As such, it can’t compete, revenue-wise, with Parx, the Sands, SugarHouse and Harrah’s Philadelphia (formerly Harrah’s Chester). But it does provide the Convention Center with a powerful lure for conventions and meetings, which is a main reason for its existence, as well as convenience gambling for residents of the western suburbs.

Another Philly license

Two-thousand-twelve also saw six proposals submitted for the second of two Philadelphia gaming licenses. Among the more interesting concepts are developer Bart Blatstein’s plans to incorporate the former Inquirer/Daily News building into a sprawling gambling-entertainment complex, and Congressman Bob Brady’s plans to have the City of Philadelphia partner with Penn National, a major gaming company, on a stadium-area casino-hotel.

Casino of the Year

A year ago, I would have bet the ranch this designation would have been assigned to Revel. After all, how could the expected “game-changer” not be the recipient? But as anyone who gambles knows, nothing is a lock (outside of death and taxes). Which is why for 2012, Borgata gets the nod.

The Big B earned it in a huge way. Remember, the “experts” were certain that it would bear the brunt of Revel’s entry, as it had pretty much cornered the market on the youthful, stylish and high-end customer base Revel targeted. 

But a funny thing happened on the way to 2013: Borgata, thanks, in some part, to a $50 million spruce-up of its 9-year-old hotel tower, kept its standing as the market leader.
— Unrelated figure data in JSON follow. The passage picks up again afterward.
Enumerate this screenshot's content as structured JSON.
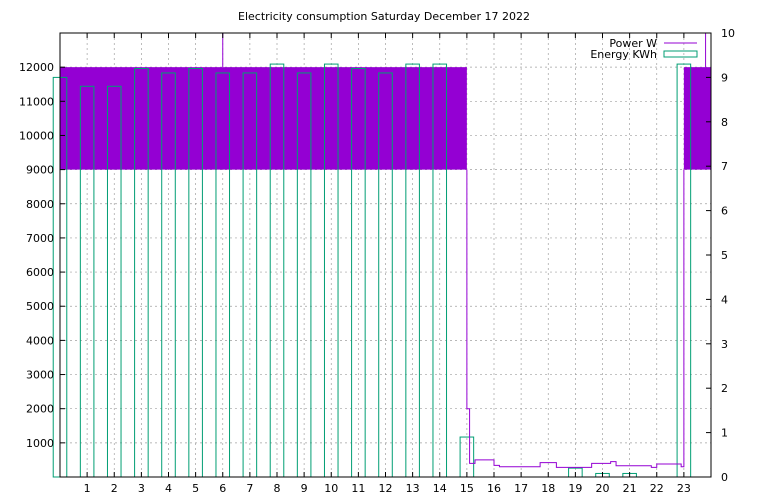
{
  "chart_data": {
    "type": "bar",
    "title": "Electricity consumption Saturday December 17 2022",
    "legend": {
      "placement": "top-right",
      "entries": [
        {
          "label": "Power W",
          "color": "#9400d3",
          "style": "line"
        },
        {
          "label": "Energy KWh",
          "color": "#009e73",
          "style": "box"
        }
      ]
    },
    "grid": true,
    "x_axis": {
      "range": [
        0,
        24
      ],
      "ticks": [
        1,
        2,
        3,
        4,
        5,
        6,
        7,
        8,
        9,
        10,
        11,
        12,
        13,
        14,
        15,
        16,
        17,
        18,
        19,
        20,
        21,
        22,
        23
      ]
    },
    "y_axis_left": {
      "label": "Power W",
      "range": [
        0,
        13000
      ],
      "ticks": [
        1000,
        2000,
        3000,
        4000,
        5000,
        6000,
        7000,
        8000,
        9000,
        10000,
        11000,
        12000
      ]
    },
    "y_axis_right": {
      "label": "Energy KWh",
      "range": [
        0,
        10
      ],
      "ticks": [
        0,
        1,
        2,
        3,
        4,
        5,
        6,
        7,
        8,
        9,
        10
      ]
    },
    "series": [
      {
        "name": "Energy KWh",
        "axis": "right",
        "color": "#009e73",
        "type": "bar",
        "bars": [
          {
            "x": 0.0,
            "value": 9.0
          },
          {
            "x": 1.0,
            "value": 8.8
          },
          {
            "x": 2.0,
            "value": 8.8
          },
          {
            "x": 3.0,
            "value": 9.2
          },
          {
            "x": 4.0,
            "value": 9.1
          },
          {
            "x": 5.0,
            "value": 9.2
          },
          {
            "x": 6.0,
            "value": 9.1
          },
          {
            "x": 7.0,
            "value": 9.1
          },
          {
            "x": 8.0,
            "value": 9.3
          },
          {
            "x": 9.0,
            "value": 9.1
          },
          {
            "x": 10.0,
            "value": 9.3
          },
          {
            "x": 11.0,
            "value": 9.2
          },
          {
            "x": 12.0,
            "value": 9.1
          },
          {
            "x": 13.0,
            "value": 9.3
          },
          {
            "x": 14.0,
            "value": 9.3
          },
          {
            "x": 15.0,
            "value": 0.9
          },
          {
            "x": 19.0,
            "value": 0.2
          },
          {
            "x": 20.0,
            "value": 0.08
          },
          {
            "x": 21.0,
            "value": 0.08
          },
          {
            "x": 23.0,
            "value": 9.3
          }
        ]
      },
      {
        "name": "Power W",
        "axis": "left",
        "color": "#9400d3",
        "type": "line",
        "dense_band": [
          {
            "x_from": 0.0,
            "x_to": 15.0,
            "low": 9000,
            "high": 12000
          },
          {
            "x_from": 23.0,
            "x_to": 24.0,
            "low": 9000,
            "high": 12000
          }
        ],
        "spikes": [
          {
            "x": 6.0,
            "value": 13000
          },
          {
            "x": 23.8,
            "value": 13000
          }
        ],
        "steps": [
          {
            "x": 15.0,
            "y": 2000
          },
          {
            "x": 15.1,
            "y": 400
          },
          {
            "x": 15.3,
            "y": 500
          },
          {
            "x": 16.0,
            "y": 340
          },
          {
            "x": 16.2,
            "y": 300
          },
          {
            "x": 17.7,
            "y": 420
          },
          {
            "x": 18.3,
            "y": 280
          },
          {
            "x": 19.6,
            "y": 400
          },
          {
            "x": 20.3,
            "y": 450
          },
          {
            "x": 20.5,
            "y": 330
          },
          {
            "x": 21.8,
            "y": 280
          },
          {
            "x": 22.0,
            "y": 380
          },
          {
            "x": 22.9,
            "y": 300
          },
          {
            "x": 23.0,
            "y": 9000
          }
        ]
      }
    ]
  }
}
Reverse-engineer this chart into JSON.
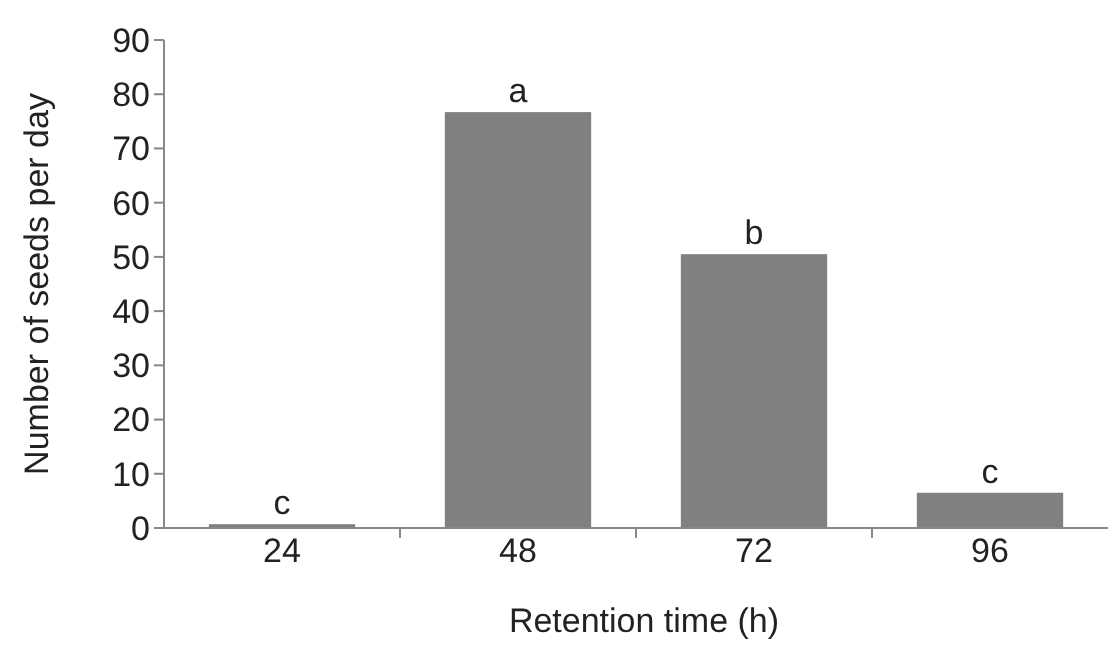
{
  "chart_data": {
    "type": "bar",
    "xlabel": "Retention time (h)",
    "ylabel": "Number of seeds per day",
    "categories": [
      "24",
      "48",
      "72",
      "96"
    ],
    "values": [
      0.7,
      76.7,
      50.5,
      6.5
    ],
    "color": "#808080",
    "ylim": [
      0,
      90
    ],
    "yticks": [
      0,
      10,
      20,
      30,
      40,
      50,
      60,
      70,
      80,
      90
    ],
    "annotations": [
      {
        "text": "c",
        "x": "24",
        "y": 0.7
      },
      {
        "text": "a",
        "x": "48",
        "y": 76.7
      },
      {
        "text": "b",
        "x": "72",
        "y": 50.5
      },
      {
        "text": "c",
        "x": "96",
        "y": 6.5
      }
    ]
  }
}
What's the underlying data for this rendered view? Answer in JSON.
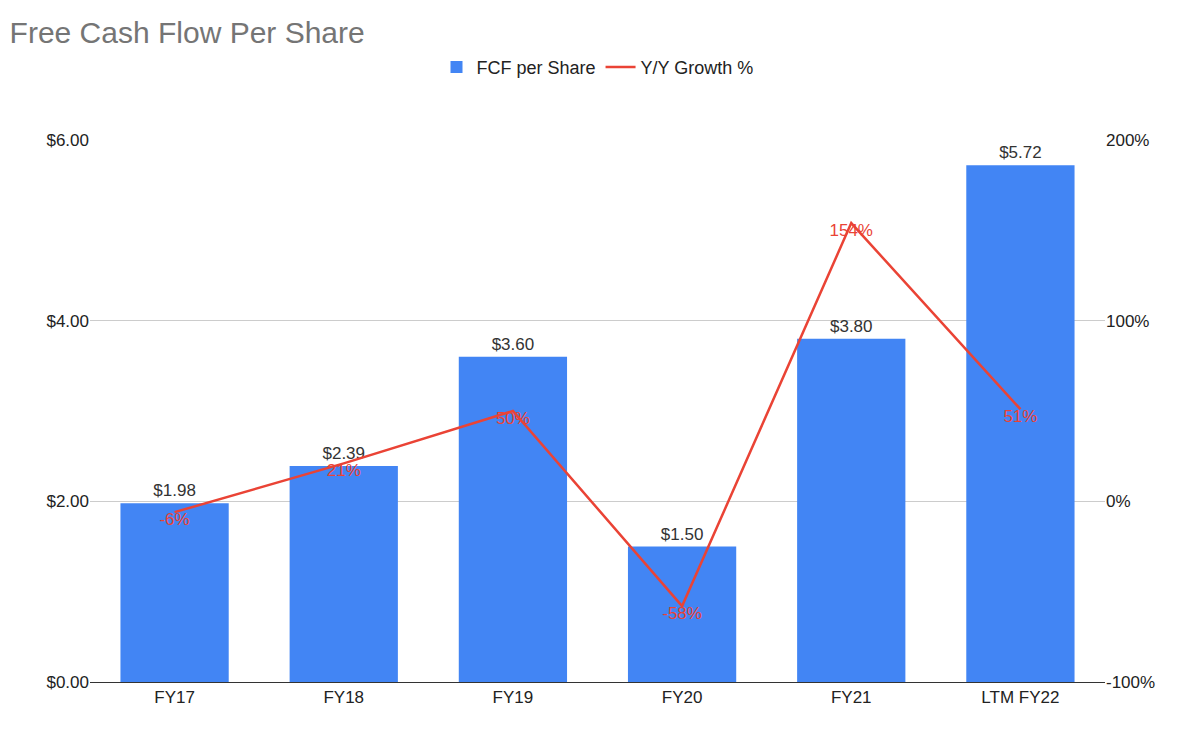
{
  "chart_data": {
    "type": "bar",
    "title": "Free Cash Flow Per Share",
    "categories": [
      "FY17",
      "FY18",
      "FY19",
      "FY20",
      "FY21",
      "LTM FY22"
    ],
    "series": [
      {
        "name": "FCF per Share",
        "type": "bar",
        "color": "#4285f4",
        "values": [
          1.98,
          2.39,
          3.6,
          1.5,
          3.8,
          5.72
        ],
        "value_labels": [
          "$1.98",
          "$2.39",
          "$3.60",
          "$1.50",
          "$3.80",
          "$5.72"
        ]
      },
      {
        "name": "Y/Y Growth %",
        "type": "line",
        "axis": "y2",
        "color": "#ea4335",
        "values": [
          -6,
          21,
          50,
          -58,
          154,
          51
        ],
        "value_labels": [
          "-6%",
          "21%",
          "50%",
          "-58%",
          "154%",
          "51%"
        ]
      }
    ],
    "ylim": [
      0,
      6
    ],
    "yticks": [
      {
        "value": 0,
        "label": "$0.00"
      },
      {
        "value": 2,
        "label": "$2.00"
      },
      {
        "value": 4,
        "label": "$4.00"
      },
      {
        "value": 6,
        "label": "$6.00"
      }
    ],
    "y2lim": [
      -100,
      200
    ],
    "y2ticks": [
      {
        "value": -100,
        "label": "-100%"
      },
      {
        "value": 0,
        "label": "0%"
      },
      {
        "value": 100,
        "label": "100%"
      },
      {
        "value": 200,
        "label": "200%"
      }
    ],
    "grid": true,
    "legend": "top",
    "data_labels": true
  }
}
It overwhelmingly led the city in gross casino revenue, and it continued to be the premiere destination for musical and comedy acts throughout the year (although Revel did impress with two Kanye West engagements, The Eagles, Aerosmith, Barry Manilow and, best of all, Beyonce’s three Memorial Day weekend shows attended by, among others, First Lady Michelle Obama and her two daughters).

Rather than be plundered by Revel, Borgata exited 2012 with its status as Atlantic City’s signature property intact—a sterling accomplishment by any measure.